The healthcare use case illustrates how the model-agnostic design of smolagents helps deployment orchestration throughout Amazon SageMaker AI, Amazon Bedrock, and a containerized mannequin server. Key technical improvements embody the messages API compatibility throughout the backends, smolagents framework integration, and containerized deployment with AWS Fargate.
This answer structure is extensible to monetary companies, manufacturing, vitality, and different industries the place domain-specific intelligence and reliability are crucial.
Talk about a undertaking and necessities to seek out the proper assist for your corporation wants with Hugging Face. Or if there are questions on getting began with AWS, communicate with an AWS generative AI Specialist to find out how we might help speed up your corporation immediately.
Additional studying
In regards to the authors
Sanhita Sarkar, PhD, International Accomplice Options, AI/ML, and generative AI at AWS. She drives AI/ML and generative AI companion options at AWS, with in depth management expertise throughout edge, cloud, and knowledge middle environments.
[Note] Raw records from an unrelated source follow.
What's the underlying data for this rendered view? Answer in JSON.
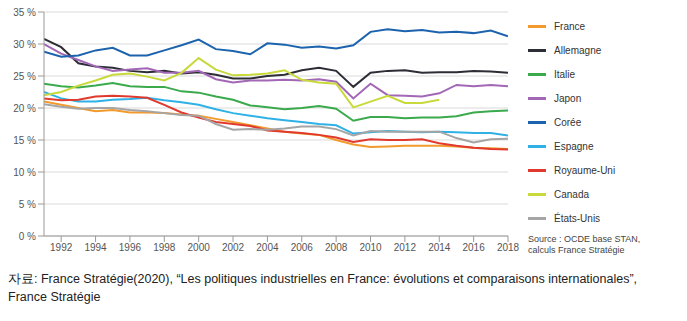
{
  "chart_data": {
    "type": "line",
    "note": "Source : OCDE base STAN, calculs France Stratégie",
    "caption": "자료: France Stratégie(2020), “Les politiques industrielles en France: évolutions et comparaisons internationales”, France Stratégie",
    "x": [
      1991,
      1992,
      1993,
      1994,
      1995,
      1996,
      1997,
      1998,
      1999,
      2000,
      2001,
      2002,
      2003,
      2004,
      2005,
      2006,
      2007,
      2008,
      2009,
      2010,
      2011,
      2012,
      2013,
      2014,
      2015,
      2016,
      2017,
      2018
    ],
    "xlim": [
      1991,
      2018
    ],
    "xticks": [
      1992,
      1994,
      1996,
      1998,
      2000,
      2002,
      2004,
      2006,
      2008,
      2010,
      2012,
      2014,
      2016,
      2018
    ],
    "ylim": [
      0,
      35
    ],
    "yticks": [
      {
        "value": 0,
        "label": "0 %"
      },
      {
        "value": 5,
        "label": "5 %"
      },
      {
        "value": 10,
        "label": "10 %"
      },
      {
        "value": 15,
        "label": "15 %"
      },
      {
        "value": 20,
        "label": "20 %"
      },
      {
        "value": 25,
        "label": "25 %"
      },
      {
        "value": 30,
        "label": "30 %"
      },
      {
        "value": 35,
        "label": "35 %"
      }
    ],
    "grid": true,
    "legend": "right",
    "series": [
      {
        "name": "France",
        "color": "#f39a2c",
        "values": [
          21,
          20.5,
          20,
          19.5,
          19.7,
          19.3,
          19.3,
          19.2,
          19,
          18.8,
          18.3,
          17.8,
          17.3,
          16.8,
          16.3,
          16,
          15.8,
          15,
          14.3,
          13.9,
          14,
          14.1,
          14.1,
          14.1,
          14,
          13.8,
          13.7,
          13.6
        ]
      },
      {
        "name": "Allemagne",
        "color": "#2d2d36",
        "values": [
          30.8,
          29.5,
          27,
          26.5,
          26.3,
          25.8,
          25.6,
          25.8,
          25.4,
          25.6,
          25.2,
          24.6,
          24.6,
          25,
          25.2,
          25.9,
          26.3,
          25.8,
          23.3,
          25.5,
          25.8,
          25.9,
          25.5,
          25.6,
          25.6,
          25.8,
          25.7,
          25.5
        ]
      },
      {
        "name": "Italie",
        "color": "#3aaa4c",
        "values": [
          23.8,
          23.4,
          23.2,
          23.5,
          23.9,
          23.4,
          23.3,
          23.3,
          22.6,
          22.4,
          21.8,
          21.3,
          20.4,
          20.1,
          19.8,
          20,
          20.3,
          19.9,
          18,
          18.6,
          18.6,
          18.4,
          18.5,
          18.5,
          18.7,
          19.3,
          19.5,
          19.6
        ]
      },
      {
        "name": "Japon",
        "color": "#a267b5",
        "values": [
          30,
          28.5,
          27.5,
          26.5,
          25.8,
          26,
          26.2,
          25.5,
          25.5,
          25.8,
          24.5,
          24,
          24.3,
          24.3,
          24.4,
          24.3,
          24.5,
          24.1,
          21.5,
          23.8,
          22,
          21.9,
          21.8,
          22.3,
          23.6,
          23.4,
          23.6,
          23.4
        ]
      },
      {
        "name": "Corée",
        "color": "#1c63ae",
        "values": [
          28.8,
          28,
          28.2,
          29,
          29.4,
          28.2,
          28.2,
          29,
          29.8,
          30.7,
          29.2,
          28.9,
          28.4,
          30.1,
          29.9,
          29.4,
          29.6,
          29.3,
          29.8,
          31.9,
          32.3,
          32,
          32.2,
          31.8,
          31.9,
          31.7,
          32.1,
          31.2
        ]
      },
      {
        "name": "Espagne",
        "color": "#2fb1e6",
        "values": [
          22.5,
          21.5,
          21,
          21,
          21.3,
          21.4,
          21.6,
          21.2,
          20.9,
          20.5,
          19.8,
          19.2,
          18.8,
          18.4,
          18.1,
          17.8,
          17.5,
          17.3,
          16,
          16.2,
          16.4,
          16.3,
          16.2,
          16.3,
          16.2,
          16.1,
          16.1,
          15.7
        ]
      },
      {
        "name": "Royaume-Uni",
        "color": "#e03a2e",
        "values": [
          21.5,
          21.2,
          21.3,
          21.8,
          21.9,
          21.8,
          21.6,
          20.5,
          19.3,
          18.5,
          17.8,
          17.5,
          17.2,
          16.5,
          16.3,
          16.1,
          15.8,
          15.4,
          14.7,
          15.1,
          15,
          15,
          15.1,
          14.5,
          14.1,
          13.8,
          13.6,
          13.5
        ]
      },
      {
        "name": "Canada",
        "color": "#c8d93b",
        "values": [
          22,
          22.5,
          23.5,
          24.3,
          25.2,
          25.4,
          24.9,
          24.3,
          25.5,
          27.8,
          26,
          25.1,
          25.2,
          25.4,
          25.9,
          24.4,
          24,
          23.8,
          20.1,
          21,
          21.9,
          20.8,
          20.8,
          21.3,
          null,
          null,
          null,
          null
        ]
      },
      {
        "name": "États-Unis",
        "color": "#a5a5a5",
        "values": [
          20.6,
          20.2,
          19.9,
          20,
          20,
          19.7,
          19.5,
          19.2,
          18.9,
          18.8,
          17.5,
          16.6,
          16.7,
          16.6,
          16.8,
          17.1,
          17.1,
          16.7,
          15.7,
          16.4,
          16.3,
          16.3,
          16.3,
          16.3,
          15.3,
          14.6,
          15.1,
          15.2
        ]
      }
    ]
  }
}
She holds a number of patents, has revealed analysis papers, and serves as chair for technical conferences.
Jeff Boudier, Head of Merchandise at Hugging Face. Jeff was additionally a co-founder of Stupeflix, acquired by GoPro, the place he served as director of product administration, product advertising and marketing, enterprise improvement, and company improvement.
Simon Pagezy, Accomplice Success Supervisor at Hugging Face. He leads partnerships at Hugging Face with main cloud and {hardware} corporations. He works to make the Hugging Face choices broadly accessible throughout various deployment environments.
Florent Gbelidji, Cloud Partnership Tech Lead for the AWS account, driving integrations between the Hugging Face choices and AWS companies. He has additionally been an ML Engineer within the Skilled Acceleration Program the place he helped corporations construct options with open-source AI.